並外れた体格に気圧 されはしても、華やかさはない。従兄弟のナギによく似た顔にしても、醜くはないが印象にも残らない。華やかな仲間と同列に、六番目の男として数に含められているのを疑問に感じた。そう思って眺めていると、これといって特徴のない顔が笑いに綻び、味わい深い優しさが、それが本物かどうかは別として、そこに表れる。
「へぇ……」
葵は心持ち目に冷たさを漂わせて、威圧的な背丈のサキを見上げた。
「あんたさ、たらしだろ?」
「そうはっきり言われたのは、初めてだよ。だけど、人の本能だろ?俺はそれを刺激してあげてるだけさ、みんな、楽しんでくれてるし……ね」
言い終わる間際 にシュッと音がして、サキがはっと息を吐く間に、葵の拳がサキの鼻先ぎりぎりのところに届いていた。身長差で拳の威力が弱まることはない。それがサキにはわかっている。サキはこれといって特徴のない顔を引き締め、並みの色男よりもハンサムなその顔を葵の前に現した。

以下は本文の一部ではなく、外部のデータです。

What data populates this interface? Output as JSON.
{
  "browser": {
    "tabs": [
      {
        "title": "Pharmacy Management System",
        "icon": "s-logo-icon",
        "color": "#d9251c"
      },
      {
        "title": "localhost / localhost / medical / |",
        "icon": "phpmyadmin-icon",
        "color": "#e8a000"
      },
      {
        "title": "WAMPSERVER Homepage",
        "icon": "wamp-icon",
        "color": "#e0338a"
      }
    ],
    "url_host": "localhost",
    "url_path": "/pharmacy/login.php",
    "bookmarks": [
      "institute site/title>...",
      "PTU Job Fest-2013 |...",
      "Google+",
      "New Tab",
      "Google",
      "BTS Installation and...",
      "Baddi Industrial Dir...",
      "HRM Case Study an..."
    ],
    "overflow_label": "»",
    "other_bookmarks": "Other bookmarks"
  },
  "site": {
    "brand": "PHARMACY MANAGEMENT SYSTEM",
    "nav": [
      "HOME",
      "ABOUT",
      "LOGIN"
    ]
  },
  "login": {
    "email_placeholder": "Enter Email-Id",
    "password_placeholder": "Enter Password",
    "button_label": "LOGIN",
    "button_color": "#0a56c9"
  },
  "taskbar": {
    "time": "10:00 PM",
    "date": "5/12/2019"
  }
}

葵はこういった場面では珍しく、にこりとし、サキに向けていた視線をさり気なく横へと流した。
「だよな?楽しんでんのなら……文句はねぇよな?」
葵の視線の先にいたのは、メイだった。メイは葵の眼差しに、一瞬の間、体をぴくっと震わせた。すぐに翔汰の首に腕を回して、苦しいとむずかる翔汰を引きずり、力業 で強引に駅に向かって歩き出している。田中と井上が同じ歩調で、二人をあいだに挟んで歩くのは当然としても、コウとリクまでが、そそくさと彼らの後ろに続いて行ったのは許し難い。
「みんなして逃げやがって」
葵は拳を下ろし、彼らを追うような気分で歩き出した。呆気 に取られたのは、サキだ。その場に打ち捨てられたように立ち竦 んでいる。
「俺をダシに使ったのか?」
「マジに聞いてんのか?」
葵はサキの独り言と知りながらも、立ち止まりもせずに答えていた。
「気に入らねぇのなら、いつでも相手になんぞ」
サキには初めての経験だったようだ。体格的に相手を怖がらせるのは無理のないことだが、引き締めた時に見せたハンサムぶりからして、これといって特徴のない顔をうまく利用しているのが葵にもわかる。初対面の相手から、ここまで好戦的に出られたのが信じられないのかもしれない。
「それで、俺みたいなたらしは、お気に召さないのか?」
「たらしなんて、どうでもいい。あんたも他の連中とおんなじ、蜂谷の知り合い、それだけさ。胡散臭い野郎ばっかりだけどな、嫌いじゃないぜ」
サキが葵の言葉に戸惑い、省吾へと問うような視線を向けたのだろう。省吾の物柔らかな口調がそれを伝える。
「甘くみていた?」
その声にちらりと振り向くと、省吾が上質な美を思わせる微笑みを悠々と浮かべ、葵を追って鷹揚に歩き出したのを見る。省吾に誘われたように、サキも大きな体をおっとりと動かしていた。
「それ程は……」
「おまえが普段遊んでいるのとは違う。間違っても手を出すな」
「……ああ、肝に銘じておくよ」
省吾とサキは二人して、葵のすぐ後ろを並んで歩き、葵にも聞かせようとするかのように、のんびりと話していた。子供か、それとも女か―――そうした扱いで、葵のことを話していたのだ。
「ふざけやがって、クソがっ」
サキが葵の悪態を聞き付けたようで、心底楽しそうな笑い声を響かせる。葵は顔を顰め、二人から離れるつもりで、前の集団に加わろうと足を速めていた。